What was the gap you saw in the life sciences that led you to co-found WhizAI?
The amount of data companies collect today is astounding, and we saw a need for a platform to help these companies leverage their data in a way that is fast, scalable and easy to use. In doing so, these companies can improve their operational efficiencies, market shares, and drug discoveries.
We live in an increasingly connected and on-demand world, where everybody is available online. We do not see a reason why analytics should be any different. We want users to be able to have key facts on hand instantaneously rather than having to sift through various dashboards and reports.
Who are WhizAI’s target clients?
Our key clients cover the life sciences and healthcare space. Our strong suit is commercial pharma, and we are advancing in manufacturing, supply chain, clinical R&D, and recently patient services. We recently found success with Medtech companies and are currently expanding to payers and providers, helping customers in the US and Europe. WhizAI’s platform can be used for a variety of functions in an organization. We believe every function in the life sciences and healthcare industries can optimize operations based on structured data and insights.
What did the process of training your AI look like?
We invested a lot of resources into four main aspects of training our AI. The first level was the data itself. We began working with industry experts as well as our own customers to bring in novel use cases that could contribute to language models. This was successful; for example, on the commercial side we probably have the industry’s largest question bank to date. The second level was to then understand the data models for quick deployment. To do this, we have been working with many of our customers and partners to build accelerators to go live in days and shorten the time to value for our customers. The third aspect of our technology is the zero code environment to build, share and collaborate on analytics. Analytics processes that used to take weeks are now done in minutes in WhizAI. Lastly, we look at insights, which is domain-specific. For example, there is a difference in relevance between someone who is running clinical trials and someone who is an area manager overseeing 600 doctors. Together, these four training components have led to a highly comprehensive system that only continues to expand its capabilities.
Are patients able to witness benefits from these tools firsthand?
While patients do not interact directly with WhizAI tools, people in pharma who impact the patient experience absolutely do. For example, people within patient service roles at big pharma companies see clear benefits by providing a holistic view of the entire patient journey through each step of the process, with real-time insights, from referral through titration and adherence. Here, the benefit is how instantaneously users can get the lowest-level details to then figure out what is happening in a unique situation. From a patient’s perspective, what used to take days can now happen quickly, improving their overall experience and potentially their health outcomes.

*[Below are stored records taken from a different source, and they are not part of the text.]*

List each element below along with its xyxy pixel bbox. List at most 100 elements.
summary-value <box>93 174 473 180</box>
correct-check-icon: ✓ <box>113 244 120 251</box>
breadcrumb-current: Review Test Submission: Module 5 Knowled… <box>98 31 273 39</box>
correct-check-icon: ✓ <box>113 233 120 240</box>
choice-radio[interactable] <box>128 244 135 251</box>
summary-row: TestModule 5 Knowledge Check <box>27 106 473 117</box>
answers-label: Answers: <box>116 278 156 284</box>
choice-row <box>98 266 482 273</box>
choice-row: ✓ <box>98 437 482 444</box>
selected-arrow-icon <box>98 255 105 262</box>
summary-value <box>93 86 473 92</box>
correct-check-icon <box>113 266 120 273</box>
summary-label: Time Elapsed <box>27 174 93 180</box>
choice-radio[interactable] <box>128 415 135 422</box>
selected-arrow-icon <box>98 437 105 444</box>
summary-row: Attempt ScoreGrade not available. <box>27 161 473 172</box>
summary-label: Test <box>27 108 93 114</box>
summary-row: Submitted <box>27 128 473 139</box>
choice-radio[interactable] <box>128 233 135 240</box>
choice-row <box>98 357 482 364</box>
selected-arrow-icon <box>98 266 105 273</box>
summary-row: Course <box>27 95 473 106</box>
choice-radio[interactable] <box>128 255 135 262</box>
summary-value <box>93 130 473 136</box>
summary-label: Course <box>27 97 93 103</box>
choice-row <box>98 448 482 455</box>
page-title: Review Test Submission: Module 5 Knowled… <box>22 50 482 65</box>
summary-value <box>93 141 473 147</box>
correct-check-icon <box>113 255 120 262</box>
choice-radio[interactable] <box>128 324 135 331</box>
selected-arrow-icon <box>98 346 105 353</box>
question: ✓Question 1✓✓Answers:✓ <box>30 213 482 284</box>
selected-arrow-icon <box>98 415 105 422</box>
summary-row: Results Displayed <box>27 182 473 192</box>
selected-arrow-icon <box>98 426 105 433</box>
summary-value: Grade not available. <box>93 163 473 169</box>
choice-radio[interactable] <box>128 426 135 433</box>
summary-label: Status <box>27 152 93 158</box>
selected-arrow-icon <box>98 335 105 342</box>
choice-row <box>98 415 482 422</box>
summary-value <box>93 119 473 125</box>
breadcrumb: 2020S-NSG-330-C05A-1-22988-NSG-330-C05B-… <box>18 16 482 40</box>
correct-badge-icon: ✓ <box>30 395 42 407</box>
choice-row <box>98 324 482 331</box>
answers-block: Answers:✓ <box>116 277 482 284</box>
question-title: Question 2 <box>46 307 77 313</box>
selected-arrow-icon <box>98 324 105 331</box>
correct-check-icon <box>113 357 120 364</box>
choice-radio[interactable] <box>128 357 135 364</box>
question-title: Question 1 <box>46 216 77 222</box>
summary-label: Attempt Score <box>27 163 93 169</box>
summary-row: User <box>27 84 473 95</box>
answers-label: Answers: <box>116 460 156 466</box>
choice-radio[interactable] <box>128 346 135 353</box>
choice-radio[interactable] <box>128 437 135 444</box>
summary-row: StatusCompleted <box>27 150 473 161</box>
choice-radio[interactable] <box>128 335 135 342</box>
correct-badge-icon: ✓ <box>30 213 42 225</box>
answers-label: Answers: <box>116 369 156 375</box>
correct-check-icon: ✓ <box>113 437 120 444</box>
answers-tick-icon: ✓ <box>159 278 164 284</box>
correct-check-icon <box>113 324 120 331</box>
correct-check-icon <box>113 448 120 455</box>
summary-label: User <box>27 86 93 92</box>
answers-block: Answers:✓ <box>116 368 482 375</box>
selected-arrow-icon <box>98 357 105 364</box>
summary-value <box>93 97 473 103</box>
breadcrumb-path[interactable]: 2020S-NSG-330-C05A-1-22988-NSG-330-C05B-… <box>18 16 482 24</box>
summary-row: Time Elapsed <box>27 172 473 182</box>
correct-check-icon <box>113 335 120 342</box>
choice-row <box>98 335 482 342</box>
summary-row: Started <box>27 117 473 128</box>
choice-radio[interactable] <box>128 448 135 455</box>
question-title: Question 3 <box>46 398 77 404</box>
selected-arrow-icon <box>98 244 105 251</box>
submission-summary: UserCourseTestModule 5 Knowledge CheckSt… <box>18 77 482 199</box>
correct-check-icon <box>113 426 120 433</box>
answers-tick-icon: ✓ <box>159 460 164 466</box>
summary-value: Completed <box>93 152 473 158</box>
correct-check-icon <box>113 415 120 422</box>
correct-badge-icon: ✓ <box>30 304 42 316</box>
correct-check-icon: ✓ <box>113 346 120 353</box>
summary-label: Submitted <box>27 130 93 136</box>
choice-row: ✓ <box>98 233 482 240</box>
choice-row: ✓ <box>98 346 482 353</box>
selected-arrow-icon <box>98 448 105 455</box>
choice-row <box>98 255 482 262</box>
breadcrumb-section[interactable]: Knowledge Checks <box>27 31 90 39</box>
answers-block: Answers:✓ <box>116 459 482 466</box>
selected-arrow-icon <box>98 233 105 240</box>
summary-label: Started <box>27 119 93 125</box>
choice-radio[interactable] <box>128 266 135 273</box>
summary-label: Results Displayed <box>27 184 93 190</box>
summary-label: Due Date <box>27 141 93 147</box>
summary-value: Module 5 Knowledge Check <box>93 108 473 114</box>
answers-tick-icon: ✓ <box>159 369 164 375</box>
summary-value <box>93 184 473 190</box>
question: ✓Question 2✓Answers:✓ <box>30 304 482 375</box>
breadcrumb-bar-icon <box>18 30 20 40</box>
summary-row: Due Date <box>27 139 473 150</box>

What role do you see AI playing in the life sciences over the next few years?
Although AI is relatively new today, in 10-15 years every application will be AI-enabled. I see a lot of room for advancement within certain IoT applications in which it is humanly impossible to track all the data. Additionally, there is a lot of unstructured data in the form of patient or doctors’ notes, and we see a tremendous potential to apply AI towards molding this into actionable information. Of course, on the clinical side, AI enables researchers to discover molecules faster. In my mind, AI is everywhere. In 10 years, it will be like the internet — we do not talk about it, we just use it.
How do you see WhizAI growing in the near term?
WhizAI is just getting started. We started the company only five years ago and are now seeing large pharma adopting our platform, trusting it to run their analytics. This is a testament to how hungry our customers are for companies that offer products like ours.
I anticipate we will double the size of the company by the end of 2022, and we are on track to do 300% revenue growth in the same timeframe.